Filed Date: 3/29/1988
Status: Precedential
Modified Date: 10/19/2024
OPINION OF THE COURT
Memorandum.
The order of the Appellate Division should be affirmed, with costs.
It is generally true that the mere referral of a patient by one physician to another, without more, does not render the referring doctor vicariously liable for the negligence of the treating physician (see, Kavanaugh v Nussbaum, 71 NY2d 535; Hill v St. Clare’s Hosp., 67 NY2d 72, 79; Graddy v New York Med. Coll., 19 AD2d 426, 429, mot to dismiss appeal denied 13 NY2d 1175; Nisenholtz v Mount Sinai Hosp., 126 Misc 2d 658, 663).
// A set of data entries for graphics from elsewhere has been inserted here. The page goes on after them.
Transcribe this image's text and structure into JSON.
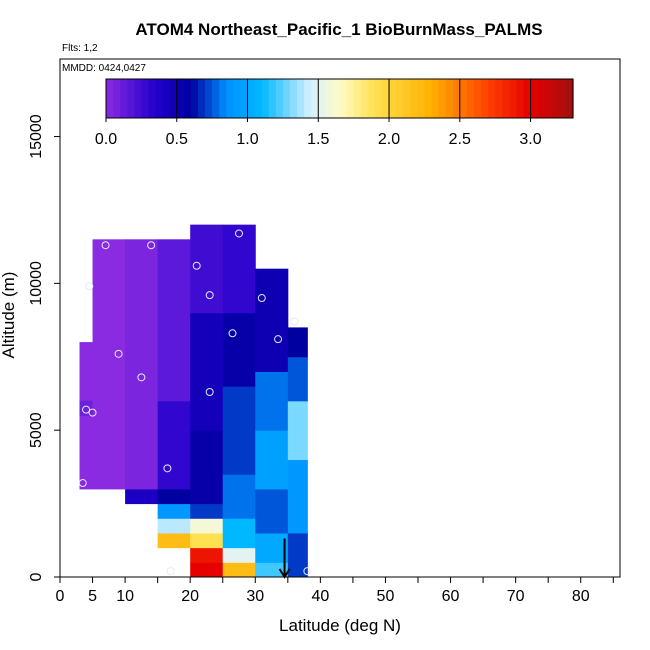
{
  "chart_data": {
    "type": "heatmap",
    "title": "ATOM4 Northeast_Pacific_1 BioBurnMass_PALMS",
    "annotations": [
      "Flts: 1,2",
      "MMDD: 0424,0427"
    ],
    "xlabel": "Latitude (deg N)",
    "ylabel": "Altitude (m)",
    "xlim": [
      0,
      85
    ],
    "ylim": [
      0,
      17500
    ],
    "x_ticks": [
      0,
      5,
      10,
      20,
      30,
      40,
      50,
      60,
      70,
      80
    ],
    "x_minor_ticks": [
      15,
      25,
      35,
      45,
      55,
      65,
      75,
      85
    ],
    "y_ticks": [
      0,
      5000,
      10000,
      15000
    ],
    "colorbar": {
      "range": [
        0,
        3.3
      ],
      "ticks": [
        0.0,
        0.5,
        1.0,
        1.5,
        2.0,
        2.5,
        3.0
      ],
      "tick_labels": [
        "0.0",
        "0.5",
        "1.0",
        "1.5",
        "2.0",
        "2.5",
        "3.0"
      ],
      "stops": [
        {
          "v": 0.0,
          "c": "#8a2be2"
        },
        {
          "v": 0.35,
          "c": "#2200cc"
        },
        {
          "v": 0.6,
          "c": "#0000a0"
        },
        {
          "v": 0.85,
          "c": "#0090ff"
        },
        {
          "v": 1.1,
          "c": "#00b8ff"
        },
        {
          "v": 1.45,
          "c": "#d8f0ff"
        },
        {
          "v": 1.65,
          "c": "#fffbc8"
        },
        {
          "v": 1.9,
          "c": "#ffe050"
        },
        {
          "v": 2.3,
          "c": "#ffb000"
        },
        {
          "v": 2.7,
          "c": "#ff4000"
        },
        {
          "v": 3.0,
          "c": "#e60000"
        },
        {
          "v": 3.3,
          "c": "#a01010"
        }
      ]
    },
    "columns": [
      {
        "x0": 3,
        "x1": 5,
        "segments": [
          [
            3000,
            8000,
            0.0
          ],
          [
            5500,
            6000,
            0.1
          ]
        ]
      },
      {
        "x0": 5,
        "x1": 10,
        "segments": [
          [
            3000,
            4000,
            0.0
          ],
          [
            4000,
            11500,
            0.0
          ]
        ]
      },
      {
        "x0": 10,
        "x1": 15,
        "segments": [
          [
            2500,
            3000,
            0.4
          ],
          [
            3000,
            11500,
            0.05
          ]
        ]
      },
      {
        "x0": 15,
        "x1": 20,
        "segments": [
          [
            1000,
            1500,
            2.2
          ],
          [
            1500,
            2000,
            1.4
          ],
          [
            2000,
            2500,
            0.9
          ],
          [
            2500,
            3000,
            0.6
          ],
          [
            3000,
            6000,
            0.3
          ],
          [
            6000,
            11500,
            0.15
          ]
        ]
      },
      {
        "x0": 20,
        "x1": 25,
        "segments": [
          [
            0,
            500,
            3.0
          ],
          [
            500,
            1000,
            2.9
          ],
          [
            1000,
            1500,
            1.9
          ],
          [
            1500,
            2000,
            1.6
          ],
          [
            2000,
            2500,
            0.7
          ],
          [
            2500,
            5000,
            0.55
          ],
          [
            5000,
            9000,
            0.45
          ],
          [
            9000,
            12000,
            0.25
          ]
        ]
      },
      {
        "x0": 25,
        "x1": 30,
        "segments": [
          [
            0,
            500,
            2.2
          ],
          [
            500,
            1000,
            1.5
          ],
          [
            1000,
            2000,
            1.1
          ],
          [
            2000,
            3500,
            0.8
          ],
          [
            3500,
            6500,
            0.7
          ],
          [
            6500,
            9000,
            0.55
          ],
          [
            9000,
            12000,
            0.3
          ]
        ]
      },
      {
        "x0": 30,
        "x1": 35,
        "segments": [
          [
            0,
            500,
            1.2
          ],
          [
            500,
            1500,
            1.0
          ],
          [
            1500,
            3000,
            0.75
          ],
          [
            3000,
            5000,
            0.95
          ],
          [
            5000,
            7000,
            0.8
          ],
          [
            7000,
            10500,
            0.5
          ]
        ]
      },
      {
        "x0": 35,
        "x1": 38,
        "segments": [
          [
            0,
            1500,
            0.7
          ],
          [
            1500,
            4000,
            0.9
          ],
          [
            4000,
            6000,
            1.3
          ],
          [
            6000,
            7500,
            0.75
          ],
          [
            7500,
            8500,
            0.6
          ]
        ]
      }
    ],
    "points": [
      {
        "x": 3.5,
        "y": 3200
      },
      {
        "x": 4.0,
        "y": 5700
      },
      {
        "x": 5.0,
        "y": 5600
      },
      {
        "x": 4.5,
        "y": 9900
      },
      {
        "x": 7.0,
        "y": 11300
      },
      {
        "x": 9.0,
        "y": 7600
      },
      {
        "x": 12.5,
        "y": 6800
      },
      {
        "x": 14.0,
        "y": 11300
      },
      {
        "x": 16.5,
        "y": 3700
      },
      {
        "x": 17.0,
        "y": 200
      },
      {
        "x": 21.0,
        "y": 10600
      },
      {
        "x": 23.0,
        "y": 9600
      },
      {
        "x": 23.0,
        "y": 6300
      },
      {
        "x": 26.5,
        "y": 8300
      },
      {
        "x": 27.5,
        "y": 11700
      },
      {
        "x": 31.0,
        "y": 9500
      },
      {
        "x": 33.5,
        "y": 8100
      },
      {
        "x": 36.0,
        "y": 8700
      },
      {
        "x": 38.0,
        "y": 200
      }
    ],
    "arrow": {
      "x": 34.5,
      "y_from": 700,
      "y_to": 0
    }
  }
}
Here, however, there is evidence in the record from which the jury could have concluded that defendant — the referring pediatrician — had been independently negligent in diagnosing the infant plaintiff’s condition, and that this misdiagnosis constituted a proximate cause of plaintiffs injuries.
Chief Judge Wachtler and Judges Simons, Kaye, Alexander, Hancock, Jr., Bellacosa and Dillon
Order affirmed, with costs, in a memorandum.
Designated pursuant to NY Constitution, article VI, § 2.